Our study is limited by a small, non-representative sample. Partners and those with home care were overrepresented compared to the general population. It is possible that participants represent a more satisfied and resilient group among bereaved family members who are well able to live with their loss in close interactions with their social network [56]. The recruitment of participants in a small geographical area and the limited diversity of the study participants might have introduced a selection bias that may affect the generalizability of the results. Due to low statistical power, lack of statistical significance does not amount to sufficient evidence of the absence of an effect / difference. While we mostly used psychometrically validated instruments, we also relied on three self-developed questions and non-validated German versions.
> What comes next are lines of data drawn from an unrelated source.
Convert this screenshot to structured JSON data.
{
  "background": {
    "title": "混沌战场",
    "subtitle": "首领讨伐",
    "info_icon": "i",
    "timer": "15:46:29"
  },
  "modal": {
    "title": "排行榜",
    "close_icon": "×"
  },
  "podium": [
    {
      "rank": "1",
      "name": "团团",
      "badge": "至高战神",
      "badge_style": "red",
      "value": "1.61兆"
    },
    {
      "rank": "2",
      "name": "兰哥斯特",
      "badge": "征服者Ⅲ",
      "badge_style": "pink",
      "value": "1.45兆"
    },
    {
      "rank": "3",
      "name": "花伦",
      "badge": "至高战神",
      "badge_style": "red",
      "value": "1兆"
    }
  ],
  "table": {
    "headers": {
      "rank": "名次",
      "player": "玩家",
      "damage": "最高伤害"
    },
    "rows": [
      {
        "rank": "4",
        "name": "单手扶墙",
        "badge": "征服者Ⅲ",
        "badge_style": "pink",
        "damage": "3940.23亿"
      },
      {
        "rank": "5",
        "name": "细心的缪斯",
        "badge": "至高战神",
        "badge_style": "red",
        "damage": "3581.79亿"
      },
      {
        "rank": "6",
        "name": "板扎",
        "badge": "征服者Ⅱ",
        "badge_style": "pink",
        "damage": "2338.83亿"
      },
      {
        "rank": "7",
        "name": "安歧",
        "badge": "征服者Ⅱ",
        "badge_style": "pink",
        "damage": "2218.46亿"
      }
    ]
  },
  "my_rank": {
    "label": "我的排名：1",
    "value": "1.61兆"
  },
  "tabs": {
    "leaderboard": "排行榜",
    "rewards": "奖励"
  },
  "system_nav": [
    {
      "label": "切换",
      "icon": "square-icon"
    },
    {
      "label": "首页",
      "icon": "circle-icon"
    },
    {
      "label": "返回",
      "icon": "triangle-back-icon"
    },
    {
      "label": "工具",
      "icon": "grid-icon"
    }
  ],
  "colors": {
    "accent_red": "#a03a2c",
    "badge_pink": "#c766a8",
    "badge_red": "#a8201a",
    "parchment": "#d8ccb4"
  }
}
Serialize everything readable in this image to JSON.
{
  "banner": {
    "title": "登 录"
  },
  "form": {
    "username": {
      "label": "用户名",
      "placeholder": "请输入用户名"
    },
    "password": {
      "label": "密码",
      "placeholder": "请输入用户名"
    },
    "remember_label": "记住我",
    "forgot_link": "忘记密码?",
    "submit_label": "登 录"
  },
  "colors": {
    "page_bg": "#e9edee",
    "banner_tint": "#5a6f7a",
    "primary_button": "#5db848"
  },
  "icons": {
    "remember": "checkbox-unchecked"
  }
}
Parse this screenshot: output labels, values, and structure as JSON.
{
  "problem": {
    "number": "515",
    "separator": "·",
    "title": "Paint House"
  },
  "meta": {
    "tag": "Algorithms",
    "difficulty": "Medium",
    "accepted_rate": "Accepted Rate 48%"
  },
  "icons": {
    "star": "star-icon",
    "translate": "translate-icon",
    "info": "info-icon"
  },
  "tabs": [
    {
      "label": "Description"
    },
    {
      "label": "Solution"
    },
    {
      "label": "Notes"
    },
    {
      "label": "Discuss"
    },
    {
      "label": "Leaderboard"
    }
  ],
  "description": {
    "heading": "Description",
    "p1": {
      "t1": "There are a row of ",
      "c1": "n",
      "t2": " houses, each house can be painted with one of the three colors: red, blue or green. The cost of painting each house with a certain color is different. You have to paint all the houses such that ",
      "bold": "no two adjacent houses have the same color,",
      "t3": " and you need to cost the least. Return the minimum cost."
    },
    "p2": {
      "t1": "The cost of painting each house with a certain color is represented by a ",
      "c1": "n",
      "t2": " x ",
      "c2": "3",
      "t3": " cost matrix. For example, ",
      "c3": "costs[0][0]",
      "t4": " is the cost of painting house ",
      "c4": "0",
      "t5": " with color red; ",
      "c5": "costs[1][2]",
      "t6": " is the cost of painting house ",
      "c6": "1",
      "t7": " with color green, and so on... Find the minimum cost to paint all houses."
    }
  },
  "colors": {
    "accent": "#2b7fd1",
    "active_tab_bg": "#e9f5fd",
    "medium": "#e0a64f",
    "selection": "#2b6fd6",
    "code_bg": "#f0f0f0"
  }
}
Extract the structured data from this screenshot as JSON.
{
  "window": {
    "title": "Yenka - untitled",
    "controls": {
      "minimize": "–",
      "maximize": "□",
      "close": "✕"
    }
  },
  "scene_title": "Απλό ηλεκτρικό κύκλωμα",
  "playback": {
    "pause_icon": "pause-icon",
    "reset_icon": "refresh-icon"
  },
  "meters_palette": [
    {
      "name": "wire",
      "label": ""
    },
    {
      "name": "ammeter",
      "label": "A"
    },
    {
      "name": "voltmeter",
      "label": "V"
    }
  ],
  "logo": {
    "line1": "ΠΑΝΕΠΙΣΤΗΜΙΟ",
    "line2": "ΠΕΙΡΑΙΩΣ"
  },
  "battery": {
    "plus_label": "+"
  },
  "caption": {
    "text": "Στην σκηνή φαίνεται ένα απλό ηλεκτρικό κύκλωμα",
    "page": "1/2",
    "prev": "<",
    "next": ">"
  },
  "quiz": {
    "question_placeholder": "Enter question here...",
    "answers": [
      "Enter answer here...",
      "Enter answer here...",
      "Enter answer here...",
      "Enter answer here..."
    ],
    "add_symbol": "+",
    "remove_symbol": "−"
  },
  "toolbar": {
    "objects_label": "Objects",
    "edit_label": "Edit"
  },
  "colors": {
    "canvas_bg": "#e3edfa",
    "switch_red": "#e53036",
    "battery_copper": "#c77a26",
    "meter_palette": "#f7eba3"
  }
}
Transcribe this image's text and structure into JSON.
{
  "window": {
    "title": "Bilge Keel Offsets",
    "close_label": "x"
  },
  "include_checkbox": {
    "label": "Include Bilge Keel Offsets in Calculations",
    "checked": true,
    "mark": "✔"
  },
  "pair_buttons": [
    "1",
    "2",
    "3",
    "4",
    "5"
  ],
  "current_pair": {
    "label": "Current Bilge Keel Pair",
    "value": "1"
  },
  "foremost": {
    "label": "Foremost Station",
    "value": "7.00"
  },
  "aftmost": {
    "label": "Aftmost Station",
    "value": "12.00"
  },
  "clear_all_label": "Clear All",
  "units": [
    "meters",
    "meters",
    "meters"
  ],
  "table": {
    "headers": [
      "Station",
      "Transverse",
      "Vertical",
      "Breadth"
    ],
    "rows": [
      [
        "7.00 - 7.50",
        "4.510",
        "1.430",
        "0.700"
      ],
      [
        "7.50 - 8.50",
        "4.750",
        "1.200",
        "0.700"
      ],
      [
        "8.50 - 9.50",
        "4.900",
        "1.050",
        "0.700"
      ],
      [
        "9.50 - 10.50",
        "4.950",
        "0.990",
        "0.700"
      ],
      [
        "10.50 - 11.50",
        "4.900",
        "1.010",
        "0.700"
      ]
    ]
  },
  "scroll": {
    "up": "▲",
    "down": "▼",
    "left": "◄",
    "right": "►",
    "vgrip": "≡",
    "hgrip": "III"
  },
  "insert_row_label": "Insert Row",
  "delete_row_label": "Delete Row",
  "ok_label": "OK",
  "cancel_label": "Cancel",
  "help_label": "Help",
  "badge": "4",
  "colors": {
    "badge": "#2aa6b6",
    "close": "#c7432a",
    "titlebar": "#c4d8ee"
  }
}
Hence, our findings need to be interpreted with caution. Nevertheless, this cross-sectional observational study offers important insights about the actual quality of support in end-of-life and bereavement care, state of health, and (un)met needs perceived from bereaved family members.

Conclusion

This study reveals high satisfaction with end-of-life support and needs fulfillment based on a small sample of family members recently bereaved to cancer, which is associated with resilience and benefit-finding. The perception of the quality of bereavement care received as a family unit by health professionals in general and during bereavement is more modest, particularly for those whose close other died in an institutional setting such as hospital, suggesting a need for better support structures and care provided by interprofessional teams. While our study focuses on families bereaved due to cancer, our findings may have relevance for other populations, such as families bereaved following a persistent illness. Study findings suggest that improvements should focus on ensuring care that supports the family as a unit and enables togetherness, mutual reflection, meaningful relationships, strong support networks, preparedness for death, family resilience, and benefit-finding. Based on this survey, the quality of and specific needs for bereavement support are less conclusive, partly due to measurement issues, and require further investigation with representative samples to better understand quality of bereavement care [57].